(Bloomberg) -- Dubai cemented its status as the world’s busiest market for luxury homes with buyers pouring $1.59 billion into high end properties during the third quarter, according to Knight Frank LLP. 

The number of sales for homes worth $10 million or more reached a record 277 in the first nine months of the year with $4.91 billion of transactions, putting the emirate firmly ahead of cities such as New York and Hong Kong, the property consultant said. 

“Demand for luxury homes in Dubai remains resilient and supply continues to stubbornly lag demand,” said Faisal Durrani, head of Middle East research at Knight Frank. “The extraordinary run of price rises in this third market cycle has seen prices escalating for nine-consecutive quarters.”

Dubai’s property sector is booming as the government’s handling of the pandemic and its liberal visa policies attract more foreign buyers. The luxury end of the market — including waterfront villas on the city’s man-made palm-shaped islands — is benefitting from an influx of wealthy investors such as Russians seeking to shield their assets, crypto millionaires and rich Indians seeking second homes. 

Still, Dubai has long been known for sharp booms and busts in the property market, with one of its most dramatic downturns coming in 2008, when a debt fueled real estate crash left some of its largest developers on the brink of bankruptcy. This time round, developers are attempting to hedge their bets more by demanding large down payments before they start to build, but wealthy home buyers are also taking on more risk by paying large amounts of cash upfront.

The city’s Palm Jumeirah was the most popular area for wealthy buyers, accounting for just over half of luxury sales, according to the report. Neighborhoods such as Emirates Hills and Jumeirah Bay Island were also popular and home prices in the three districts were 16% higher than a year ago, it said. 
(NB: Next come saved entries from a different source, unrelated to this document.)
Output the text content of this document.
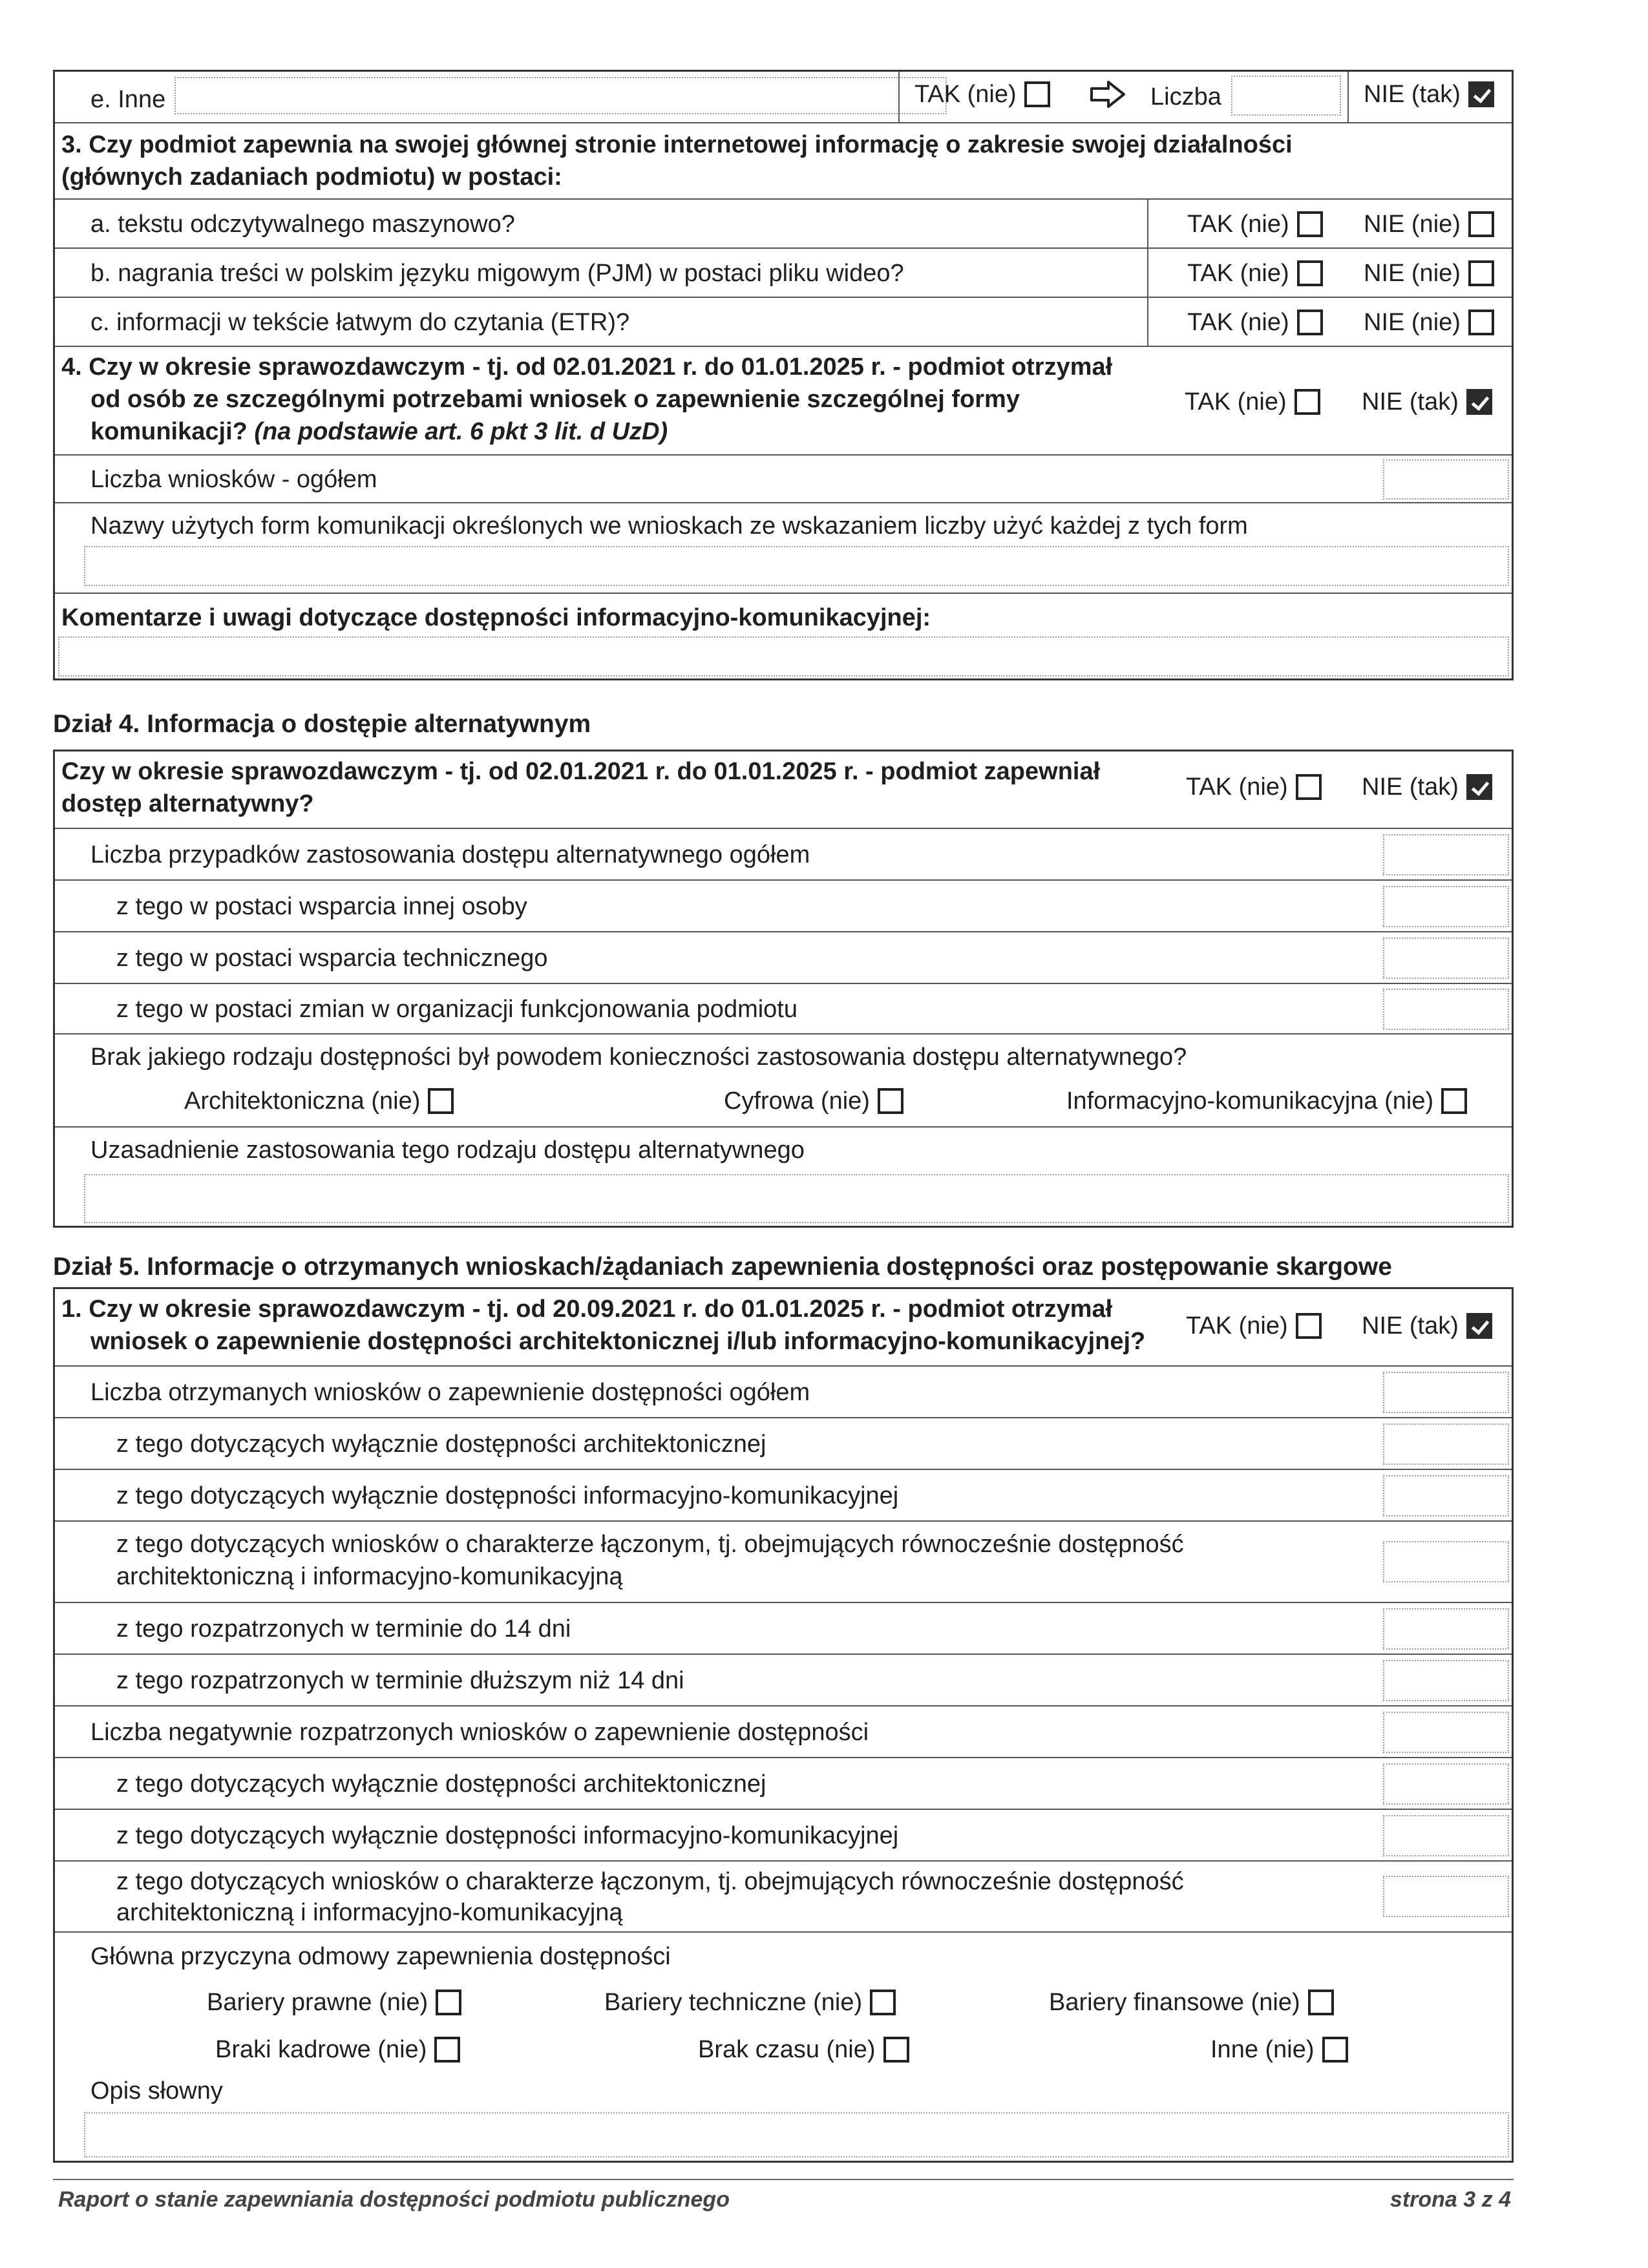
e. Inne	TAK (nie)	Liczba	NIE (tak)
3. Czy podmiot zapewnia na swojej głównej stronie internetowej informację o zakresie swojej działalności
(głównych zadaniach podmiotu) w postaci:
a. tekstu odczytywalnego maszynowo?	TAK (nie)	NIE (nie)
b. nagrania treści w polskim języku migowym (PJM) w postaci pliku wideo?	TAK (nie)	NIE (nie)
c. informacji w tekście łatwym do czytania (ETR)?	TAK (nie)	NIE (nie)
4. Czy w okresie sprawozdawczym - tj. od 02.01.2021 r. do 01.01.2025 r. - podmiot otrzymał
od osób ze szczególnymi potrzebami wniosek o zapewnienie szczególnej formy
komunikacji? (na podstawie art. 6 pkt 3 lit. d UzD)
TAK (nie)	NIE (tak)
Liczba wniosków - ogółem
Nazwy użytych form komunikacji określonych we wnioskach ze wskazaniem liczby użyć każdej z tych form
Komentarze i uwagi dotyczące dostępności informacyjno-komunikacyjnej:
Dział 4. Informacja o dostępie alternatywnym
Czy w okresie sprawozdawczym - tj. od 02.01.2021 r. do 01.01.2025 r. - podmiot zapewniał
dostęp alternatywny?
TAK (nie)	NIE (tak)
Liczba przypadków zastosowania dostępu alternatywnego ogółem
z tego w postaci wsparcia innej osoby
z tego w postaci wsparcia technicznego
z tego w postaci zmian w organizacji funkcjonowania podmiotu
Brak jakiego rodzaju dostępności był powodem konieczności zastosowania dostępu alternatywnego?
Architektoniczna (nie)	Cyfrowa (nie)	Informacyjno-komunikacyjna (nie)
Uzasadnienie zastosowania tego rodzaju dostępu alternatywnego
Dział 5. Informacje o otrzymanych wnioskach/żądaniach zapewnienia dostępności oraz postępowanie skargowe
1. Czy w okresie sprawozdawczym - tj. od 20.09.2021 r. do 01.01.2025 r. - podmiot otrzymał
wniosek o zapewnienie dostępności architektonicznej i/lub informacyjno-komunikacyjnej?
TAK (nie)	NIE (tak)
Liczba otrzymanych wniosków o zapewnienie dostępności ogółem
z tego dotyczących wyłącznie dostępności architektonicznej
z tego dotyczących wyłącznie dostępności informacyjno-komunikacyjnej
z tego dotyczących wniosków o charakterze łączonym, tj. obejmujących równocześnie dostępność
architektoniczną i informacyjno-komunikacyjną
z tego rozpatrzonych w terminie do 14 dni
z tego rozpatrzonych w terminie dłuższym niż 14 dni
Liczba negatywnie rozpatrzonych wniosków o zapewnienie dostępności
z tego dotyczących wyłącznie dostępności architektonicznej
z tego dotyczących wyłącznie dostępności informacyjno-komunikacyjnej
z tego dotyczących wniosków o charakterze łączonym, tj. obejmujących równocześnie dostępność
architektoniczną i informacyjno-komunikacyjną
Główna przyczyna odmowy zapewnienia dostępności
Bariery prawne (nie)	Bariery techniczne (nie)	Bariery finansowe (nie)
Braki kadrowe (nie)	Brak czasu (nie)	Inne (nie)
Opis słowny
Raport o stanie zapewniania dostępności podmiotu publicznego	strona 3 z 4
The more traditional district of Umm Suqeim 3 — in the shadow of the city’s famous sail-shaped Burj Al Arab hotel — was also in demand. Average prices there were 62% higher than its nearest competitor, Business Bay, Knight Frank said. Cash buyers dominated the activity and the pool of buyers was “exceptionally diverse,” it said. 

The stock of prime properties is still restricted and demand for luxury beach-front homes is likely to continue for now, Knight Frank said.